12. The computing device of claim 10, wherein:

the computing device is configured to communicate with the additional computing device during a communication session via a communication server;

the pronunciation is superimposed in a communication session client executing on the computing device; and

the translation is performed at least one of in the communication session client executing on the computing device or at least partly at the communication server.

13. The computing device of claim 10, wherein the at least one processor is further configured to synchronize the pronounced audio data and video data for synchronous output at the additional computing device.

14. The computing device of claim 10, wherein the at least one processor comprises a graphical processing unit (GPU) configured to at least one of translate the speech from the speaker’s language into the translated data in the listener’s language or superimpose the pronunciation of the speaker.

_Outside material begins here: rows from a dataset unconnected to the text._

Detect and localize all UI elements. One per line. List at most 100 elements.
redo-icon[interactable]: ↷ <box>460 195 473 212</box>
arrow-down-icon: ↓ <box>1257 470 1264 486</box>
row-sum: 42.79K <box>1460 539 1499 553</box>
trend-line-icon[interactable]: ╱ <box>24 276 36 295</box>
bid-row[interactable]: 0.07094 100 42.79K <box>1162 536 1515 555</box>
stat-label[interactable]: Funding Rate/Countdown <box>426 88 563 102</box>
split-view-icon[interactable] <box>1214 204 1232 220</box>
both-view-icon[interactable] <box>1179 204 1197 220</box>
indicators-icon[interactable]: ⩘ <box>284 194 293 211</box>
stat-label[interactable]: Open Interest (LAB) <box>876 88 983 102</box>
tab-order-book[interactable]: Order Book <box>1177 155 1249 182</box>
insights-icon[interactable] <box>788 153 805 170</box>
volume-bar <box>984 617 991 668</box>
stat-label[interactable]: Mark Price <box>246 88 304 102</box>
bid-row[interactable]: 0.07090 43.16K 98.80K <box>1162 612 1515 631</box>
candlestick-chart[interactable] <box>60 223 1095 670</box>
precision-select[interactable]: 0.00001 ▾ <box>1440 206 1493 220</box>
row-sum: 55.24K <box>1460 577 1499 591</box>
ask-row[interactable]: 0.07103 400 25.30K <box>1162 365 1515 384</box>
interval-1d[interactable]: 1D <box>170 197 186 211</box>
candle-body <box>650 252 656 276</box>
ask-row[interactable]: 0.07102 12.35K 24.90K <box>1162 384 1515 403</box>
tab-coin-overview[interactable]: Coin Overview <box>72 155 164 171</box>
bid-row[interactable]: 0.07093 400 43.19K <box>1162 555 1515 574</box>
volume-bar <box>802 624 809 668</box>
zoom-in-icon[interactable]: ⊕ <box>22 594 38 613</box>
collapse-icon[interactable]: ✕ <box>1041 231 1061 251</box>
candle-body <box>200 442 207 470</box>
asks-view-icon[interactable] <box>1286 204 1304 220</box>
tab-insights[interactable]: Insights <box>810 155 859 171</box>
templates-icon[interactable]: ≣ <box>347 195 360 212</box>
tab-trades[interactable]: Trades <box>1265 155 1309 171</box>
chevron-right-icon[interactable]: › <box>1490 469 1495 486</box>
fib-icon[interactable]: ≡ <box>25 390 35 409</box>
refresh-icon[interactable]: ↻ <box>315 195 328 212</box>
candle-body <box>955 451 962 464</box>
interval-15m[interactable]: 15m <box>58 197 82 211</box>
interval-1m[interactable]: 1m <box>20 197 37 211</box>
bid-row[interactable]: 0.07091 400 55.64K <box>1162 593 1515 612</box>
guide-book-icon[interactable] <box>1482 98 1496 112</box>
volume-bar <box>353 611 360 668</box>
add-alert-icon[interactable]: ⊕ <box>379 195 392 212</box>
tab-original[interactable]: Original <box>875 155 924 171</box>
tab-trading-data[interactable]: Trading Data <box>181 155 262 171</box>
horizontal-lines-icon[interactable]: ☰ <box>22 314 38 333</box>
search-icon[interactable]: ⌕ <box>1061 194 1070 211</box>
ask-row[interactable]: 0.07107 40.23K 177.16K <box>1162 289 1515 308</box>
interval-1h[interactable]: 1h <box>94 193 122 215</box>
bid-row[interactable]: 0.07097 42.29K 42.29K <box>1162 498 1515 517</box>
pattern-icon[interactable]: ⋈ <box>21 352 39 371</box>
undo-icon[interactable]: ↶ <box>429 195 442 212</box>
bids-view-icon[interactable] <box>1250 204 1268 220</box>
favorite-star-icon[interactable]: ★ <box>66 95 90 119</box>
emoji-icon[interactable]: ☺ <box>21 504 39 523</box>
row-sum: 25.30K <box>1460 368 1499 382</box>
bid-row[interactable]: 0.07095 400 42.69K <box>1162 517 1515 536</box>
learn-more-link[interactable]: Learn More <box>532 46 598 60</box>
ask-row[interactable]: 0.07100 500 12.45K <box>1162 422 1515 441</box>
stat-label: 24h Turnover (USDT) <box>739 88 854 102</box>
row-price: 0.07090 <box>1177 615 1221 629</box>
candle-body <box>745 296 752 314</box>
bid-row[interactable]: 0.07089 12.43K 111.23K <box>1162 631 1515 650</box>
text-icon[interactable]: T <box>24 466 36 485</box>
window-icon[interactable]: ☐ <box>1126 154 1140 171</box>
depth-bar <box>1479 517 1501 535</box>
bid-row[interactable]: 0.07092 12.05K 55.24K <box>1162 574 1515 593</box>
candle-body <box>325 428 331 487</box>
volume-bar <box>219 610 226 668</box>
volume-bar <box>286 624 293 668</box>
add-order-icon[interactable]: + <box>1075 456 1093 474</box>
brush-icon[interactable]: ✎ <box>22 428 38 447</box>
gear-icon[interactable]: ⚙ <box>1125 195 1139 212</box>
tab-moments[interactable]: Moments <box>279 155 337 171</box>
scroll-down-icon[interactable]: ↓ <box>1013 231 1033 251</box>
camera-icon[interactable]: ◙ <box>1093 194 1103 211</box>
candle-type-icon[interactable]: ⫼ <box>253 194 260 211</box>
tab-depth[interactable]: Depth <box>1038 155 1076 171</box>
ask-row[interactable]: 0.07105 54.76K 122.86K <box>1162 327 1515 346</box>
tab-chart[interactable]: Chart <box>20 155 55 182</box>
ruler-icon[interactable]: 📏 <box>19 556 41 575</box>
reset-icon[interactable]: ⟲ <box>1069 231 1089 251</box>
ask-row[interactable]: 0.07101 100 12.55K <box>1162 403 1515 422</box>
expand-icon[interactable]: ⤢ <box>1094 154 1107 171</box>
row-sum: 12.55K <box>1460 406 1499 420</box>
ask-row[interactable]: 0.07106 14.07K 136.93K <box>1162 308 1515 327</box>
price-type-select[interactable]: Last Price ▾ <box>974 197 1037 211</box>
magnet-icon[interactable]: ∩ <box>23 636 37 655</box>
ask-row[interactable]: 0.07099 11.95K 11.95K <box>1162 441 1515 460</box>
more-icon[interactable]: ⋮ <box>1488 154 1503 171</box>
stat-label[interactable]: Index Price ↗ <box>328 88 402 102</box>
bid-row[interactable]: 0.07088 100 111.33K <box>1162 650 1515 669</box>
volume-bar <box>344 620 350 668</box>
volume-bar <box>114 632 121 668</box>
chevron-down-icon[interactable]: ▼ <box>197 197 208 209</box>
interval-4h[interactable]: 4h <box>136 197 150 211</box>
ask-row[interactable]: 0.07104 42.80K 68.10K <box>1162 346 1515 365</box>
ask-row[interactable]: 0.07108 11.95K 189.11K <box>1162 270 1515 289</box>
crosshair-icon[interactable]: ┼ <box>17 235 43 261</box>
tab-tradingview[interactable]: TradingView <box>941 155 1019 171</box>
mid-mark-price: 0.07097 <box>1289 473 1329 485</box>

15. The computing device of claim 10, wherein the at least one processor is further configured to train the speaker pronunciation model, including to:

receive training speech spoken by the speaker in the speaker’s language;

extract pronunciation characteristics of the speaker from the received training speech, including one or more of timbre, pitch, amplitude, and articulation in the received training speech; and

add the extracted pronunciation characteristics to the speaker pronunciation model to superimpose the pronunciation of the speaker.

16. The computing device of claim 10, wherein the at least one processor is further configured to store at least one translation model or conversion model which models speech-to-text conversion in the speaker’s language, models text translation from the speaker’s language to the listener’s language, and models text-to-audio conversion in the listener’s language, wherein the translation is performed using the at least one translation model or conversion model.

17. The computing device of claim 10, wherein the at least one processor is further configured to:

cause the computing device to participate in a communication session via a communication session server; and

transmit the pronounced audio data to the communication session server for transmission from the communication session server to the additional computing device.

18. The computing device of claim 10, wherein the at least one processor is further configured to encrypt, before the communication, the pronounced audio data, wherein the pronounced audio data communicated to the additional computing device is encrypted.

19. One or more computer-readable storage media storing computer-executable instructions that, responsive to execution by one or more processors, perform operations comprising:

receiving, by a first computing device, speech from a speaker, the speech being in a speaker’s language pre-defined as corresponding to the speaker;

responsive to receiving the speech, translating the speech from the speaker’s language into translated data in a listener’s language corresponding to a second computing device;

superimposing, by the first computing device, pronunciation of the speaker as modeled by a speaker pronunciation model onto the translated data to generate pronounced audio data in the listener’s language modeled so as to sound as if pronounced by the speaker, the speaker pronunciation model being trained on a voice of the speaker speaking the speaker’s language, and the speaker pronunciation model being stored at the first computing device; and

communicating the pronounced audio data to the second computing device as the speech is being received by the first computing device.

20. The one or more computer-readable storage media of claim 19, wherein the first computing device and the second computing device are a same computing device.